В военной академии, да и в первые годы службы, Алекс привык незаметно опекать Вэньли, часто беспомощного в житейских делах, вечно неухоженного, теряющегося среди неинтересных или навязчивых людей. Ортанс вообще относилась к нему как к неуклюжему, но милому младшему братишке. Но Алекс всегда понимал, что Ян — особенный. Друг, собутыльник и однокашник, недотепистый любитель пирогов Ортанс, добрый дядюшка, с удовольствием играющий с его дочерьми, и надежда армии Альянса, военный гений и командир в голове вице-адмирала Кассельна существовали в разных плоскостях. Сейчас, в кабинете командующего крепостью с ним находился человек, который отвечал не только за их жизни, но и за то, сохранится ли в галактике то, что они могли бы назвать демократией. И Алекс осознал, что давно уже не видел того, первого Вэньли. Возможно, они вообще где-то забыли его — вероятно, по дороге с Хайнессена на Эль-Фасиль. Так же, как когда-то на пути от усеянной сгоревшими обломками системы Вермиллиона потерялся тот Ян, который всегда знал, как поступать правильно. Именно тогда Алекс узнал про Лоэнграмма.

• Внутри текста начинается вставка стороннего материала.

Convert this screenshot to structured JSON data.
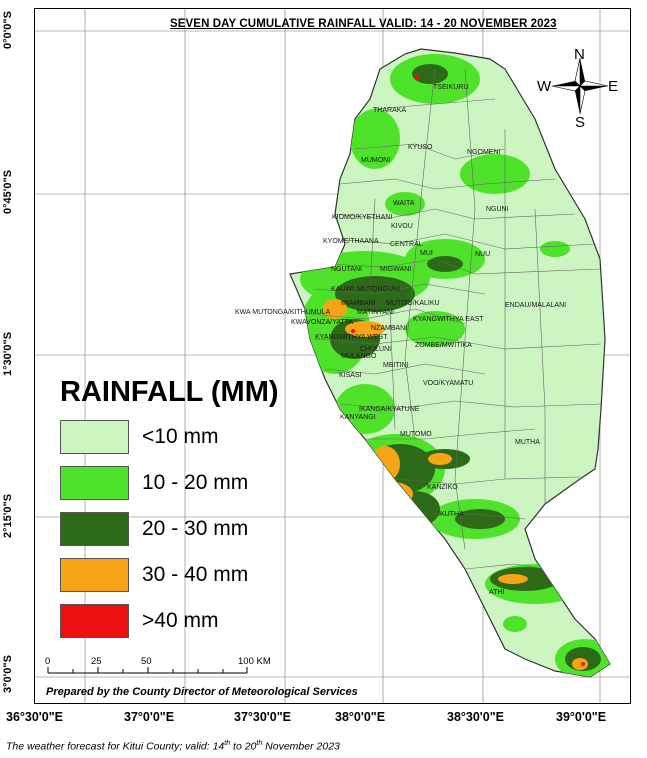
{
  "title": "SEVEN DAY CUMULATIVE RAINFALL VALID: 14 - 20 NOVEMBER 2023",
  "latitude_labels": [
    "0°0'0\"S",
    "0°45'0\"S",
    "1°30'0\"S",
    "2°15'0\"S",
    "3°0'0\"S"
  ],
  "longitude_labels": [
    "36°30'0\"E",
    "37°0'0\"E",
    "37°30'0\"E",
    "38°0'0\"E",
    "38°30'0\"E",
    "39°0'0\"E"
  ],
  "compass": {
    "n": "N",
    "s": "S",
    "e": "E",
    "w": "W"
  },
  "legend": {
    "title": "RAINFALL (MM)",
    "items": [
      {
        "label": "<10 mm",
        "color": "#ccf5c2"
      },
      {
        "label": "10 - 20 mm",
        "color": "#4fe22a"
      },
      {
        "label": "20 - 30 mm",
        "color": "#2d6a17"
      },
      {
        "label": "30 - 40 mm",
        "color": "#f5a516"
      },
      {
        "label": ">40 mm",
        "color": "#ee1111"
      }
    ]
  },
  "scale_bar": {
    "ticks": [
      "0",
      "25",
      "50",
      "100 KM"
    ]
  },
  "prepared_by": "Prepared by the County Director of Meteorological Services",
  "caption": {
    "text": "The weather forecast for Kitui County; valid: 14",
    "sup1": "th",
    "mid": " to 20",
    "sup2": "th",
    "end": " November 2023"
  },
  "places": [
    "TSEIKURU",
    "THARAKA",
    "KYUSO",
    "NGOMENI",
    "MUMONI",
    "WAITA",
    "NGUNI",
    "KIOMO/KYETHANI",
    "KIVOU",
    "KYOME/THAANA",
    "CENTRAL",
    "MUI",
    "NUU",
    "NGUTANI",
    "MIGWANI",
    "KAUWI",
    "MUTONGUNI",
    "MIAMBANI",
    "MUTITO/KALIKU",
    "ENDAU/MALALANI",
    "KWA MUTONGA/KITHUMULA",
    "MATINYANI",
    "KWAVONZA/YATTA",
    "KYANGWITHYA EAST",
    "NZAMBANI",
    "KYANGWITHYA WEST",
    "CHULUNI",
    "ZOMBE/MWITIKA",
    "MULANGO",
    "MBITINI",
    "KISASI",
    "VOO/KYAMATU",
    "IKANGA/KYATUNE",
    "KANYANGI",
    "MUTOMO",
    "MUTHA",
    "KANZIKO",
    "IKUTHA",
    "ATHI"
  ]
}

И последнее просто не укладывалось в голове.
— О чем ты тогда думал, Вэньли?!
— Главным образом о том, что зазря угробил 2,5 миллиона человек, а Альянс, которому я приносил присягу, потерял независимость.
Этим двум заблудившимся янам их старший товарищ Алекс Кассельн мог бы сказать многое. Что брак с Фредерикой был ошибкой. Что Вэньли не несет ответственности за капитуляцию. Что он не виноват в гибели Бьюкока и в том, что сошедший с ума от власти, безнаказанности и крови гениальный имперский мальчишка помешался на своем враге. Но нынешнему Яну, о чем-то отрешенно размышляющему сейчас перед обзорным экраном, все это было не нужно. Прикрыв глаза и ссутулившись, он обдумывал очередную партию на одному ему видимой галактической шахматной доске. И Кассельн поёжился, вспомнив слова Вэньли о многолетней блокаде Изерлона. «Что с ним таким станет через 10 лет? Что станет со всеми нами?»
— Разрешите идти, командующий?
— Да, Алекс, когда что-то понадобится, я дам тебе знать.